Sarah Holewinski, the Washington Director at Human Rights Watch (HRW), called the lack of accountability for civilian casualties a "message of impunity and secrecy" that undermines US credibility in the world.

She also urged Congress to immediately exercise its oversight over the Department of Defense by conducting a review of "20 years of practices that have resulted in the deaths or injury to civilians."

"After 20 years of announcements, Congress needs to consider reforms to the military's justice system and demand answers from the Pentagon about why past reviews of policy and practice have not led to concrete change," she said in a statement.

On August 29, a US missile hit a vehicle in the Afghan capital, Kabul, with Washington claiming that those who killed were terrorists who were carrying a bomb. Zamarai Ahmadi, an Afghan aid worker, and his family members were killed in the drone strike. He was a longtime worker for the California-based aid group NEI.

The Pentagon maintained the drone strike targeted a Daesh-K terrorist who posed an imminent threat to American troops at the Kabul airport, with Chairman of the US Joint Chiefs Gen. Mark Milley calling it a "righteous strike."

But in September, General Frank McKenzie, the top general of US Central Command, admitted that the drone strike had been a "tragic mistake" that killed civilians, and offered an apology, after some media outlets reported that the US drone strike had apparently targeted the wrong man.

Larry Lewis, a former Pentagon and State Department adviser on reducing civilian casualties, said on Tuesday that the Kabul drone attack was not merely a tragic mistake under unique circumstances but part of a "pattern" of problems that lead to the killing of civilians.

He added that reprimanding individual officials can ensure accountability for the specific bombing and also "promote change."

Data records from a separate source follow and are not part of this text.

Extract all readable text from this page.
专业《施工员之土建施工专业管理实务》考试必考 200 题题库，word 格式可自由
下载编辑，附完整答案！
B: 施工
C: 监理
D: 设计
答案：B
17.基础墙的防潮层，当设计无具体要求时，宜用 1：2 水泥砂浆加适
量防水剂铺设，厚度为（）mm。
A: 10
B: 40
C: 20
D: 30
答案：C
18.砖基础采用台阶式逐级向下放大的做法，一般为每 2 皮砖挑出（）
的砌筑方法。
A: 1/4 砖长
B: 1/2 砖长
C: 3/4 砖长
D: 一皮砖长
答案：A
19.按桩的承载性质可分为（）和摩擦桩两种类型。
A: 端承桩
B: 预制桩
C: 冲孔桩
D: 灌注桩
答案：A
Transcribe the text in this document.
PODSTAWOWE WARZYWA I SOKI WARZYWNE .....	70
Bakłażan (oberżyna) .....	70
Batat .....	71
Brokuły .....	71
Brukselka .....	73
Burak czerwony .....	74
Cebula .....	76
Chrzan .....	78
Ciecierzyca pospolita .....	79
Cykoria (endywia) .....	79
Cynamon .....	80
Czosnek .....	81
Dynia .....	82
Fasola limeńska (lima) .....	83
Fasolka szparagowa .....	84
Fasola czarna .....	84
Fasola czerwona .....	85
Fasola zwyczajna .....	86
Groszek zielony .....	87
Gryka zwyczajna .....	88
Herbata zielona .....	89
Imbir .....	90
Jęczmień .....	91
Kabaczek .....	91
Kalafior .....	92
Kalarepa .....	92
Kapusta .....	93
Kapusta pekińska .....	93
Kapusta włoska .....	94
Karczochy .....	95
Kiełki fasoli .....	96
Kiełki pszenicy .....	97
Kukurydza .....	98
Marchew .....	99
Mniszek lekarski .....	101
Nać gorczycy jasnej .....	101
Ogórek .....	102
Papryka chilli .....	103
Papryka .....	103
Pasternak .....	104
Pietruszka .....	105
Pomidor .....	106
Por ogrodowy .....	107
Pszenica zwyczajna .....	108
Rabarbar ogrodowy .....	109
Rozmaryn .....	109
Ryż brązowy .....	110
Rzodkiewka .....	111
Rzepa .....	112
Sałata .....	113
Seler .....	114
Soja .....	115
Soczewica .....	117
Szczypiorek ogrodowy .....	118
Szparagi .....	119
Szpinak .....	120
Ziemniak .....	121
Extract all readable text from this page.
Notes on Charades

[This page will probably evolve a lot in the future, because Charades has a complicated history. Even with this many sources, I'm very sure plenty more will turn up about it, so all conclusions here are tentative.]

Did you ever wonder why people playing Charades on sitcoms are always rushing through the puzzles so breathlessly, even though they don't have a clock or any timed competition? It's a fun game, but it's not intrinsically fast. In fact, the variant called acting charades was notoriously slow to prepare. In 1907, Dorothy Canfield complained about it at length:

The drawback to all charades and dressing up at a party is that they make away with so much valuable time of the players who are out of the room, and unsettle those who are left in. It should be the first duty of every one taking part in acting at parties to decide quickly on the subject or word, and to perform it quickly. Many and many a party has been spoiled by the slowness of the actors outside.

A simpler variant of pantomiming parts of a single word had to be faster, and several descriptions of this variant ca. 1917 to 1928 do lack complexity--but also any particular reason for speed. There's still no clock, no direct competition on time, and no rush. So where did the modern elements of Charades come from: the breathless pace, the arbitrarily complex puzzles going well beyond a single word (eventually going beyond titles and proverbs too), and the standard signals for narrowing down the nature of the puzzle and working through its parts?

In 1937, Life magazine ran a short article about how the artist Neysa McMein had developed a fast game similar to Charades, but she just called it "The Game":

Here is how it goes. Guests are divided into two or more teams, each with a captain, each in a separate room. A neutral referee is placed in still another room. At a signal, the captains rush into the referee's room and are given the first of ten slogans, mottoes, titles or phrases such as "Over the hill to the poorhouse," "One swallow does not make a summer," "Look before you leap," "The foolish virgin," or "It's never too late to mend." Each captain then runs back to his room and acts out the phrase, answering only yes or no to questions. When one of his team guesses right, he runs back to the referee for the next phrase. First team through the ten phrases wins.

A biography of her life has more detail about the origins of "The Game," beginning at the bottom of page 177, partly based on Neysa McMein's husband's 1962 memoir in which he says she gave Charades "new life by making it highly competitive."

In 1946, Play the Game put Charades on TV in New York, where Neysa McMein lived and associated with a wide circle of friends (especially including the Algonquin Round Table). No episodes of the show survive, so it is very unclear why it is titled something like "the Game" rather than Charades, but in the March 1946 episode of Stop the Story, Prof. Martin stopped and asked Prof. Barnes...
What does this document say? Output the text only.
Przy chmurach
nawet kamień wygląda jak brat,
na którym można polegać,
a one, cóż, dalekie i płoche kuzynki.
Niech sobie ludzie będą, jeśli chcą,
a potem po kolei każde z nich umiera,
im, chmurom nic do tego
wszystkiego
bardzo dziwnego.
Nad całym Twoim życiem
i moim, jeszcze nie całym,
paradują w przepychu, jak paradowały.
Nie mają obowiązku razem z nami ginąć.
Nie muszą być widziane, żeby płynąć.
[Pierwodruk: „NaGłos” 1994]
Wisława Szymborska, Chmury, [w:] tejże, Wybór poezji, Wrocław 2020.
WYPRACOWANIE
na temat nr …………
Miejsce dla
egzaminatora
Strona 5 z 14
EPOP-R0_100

Arash Azizzada, co-founder of Afghans for a Better Tomorrow, an Afghan-American advocacy group, also urged an end to all US drone strikes in Afghanistan, saying this "failed policy harms lives... and allows for more violence to exist in the country."

He also called for an international investigation to be launched into US military conduct in Afghanistan, including the August drone attack.

"The United States cannot hold the United States accountable," he said. "Time and time again, we have seen the United States say, 'We will look into this; we will see if this was done correctly.' But arsonists cannot also put out the fire in this case."

Justice to be eventually served for US troops exonerated of war crimes: China

Meanwhile, China has said that "the day of reckoning" will eventually come for the US troops exonerated of war crimes "in many countries."

Chinese Foreign Ministry spokesperson Wang Wenbin made the remark at a regular press briefing on Tuesday, after the US refused to punish the US military personnel responsible for the August 29 drone strike in Kabul.

"The US troops' atrocity of killing civilians in Afghanistan is unacceptable. It is all the more outrageous that the US exonerates the perpetrators with impunity on various grounds," Wenbin said.

"Justice may be delayed, but it will not be denied. The era in which the US acted arbitrarily in the world under the pretext of so-called 'democracy' and 'human rights' is over," he said, adding, "The day of reckoning will eventually come for the US military who committed the crimes of killing innocent civilians in many countries."

Wang said thousands had been killed by the US in "covert, unaccountable drone strikes" over the past two decades, adding that, "We should be demanding accountability for anyone involved in this and a full inquiry into this and the entire drone program."

He further called attention to the hypocrisy of the recent "Summit for Democracy" hosted by the United States, which did not include China, Russia, and many other countries.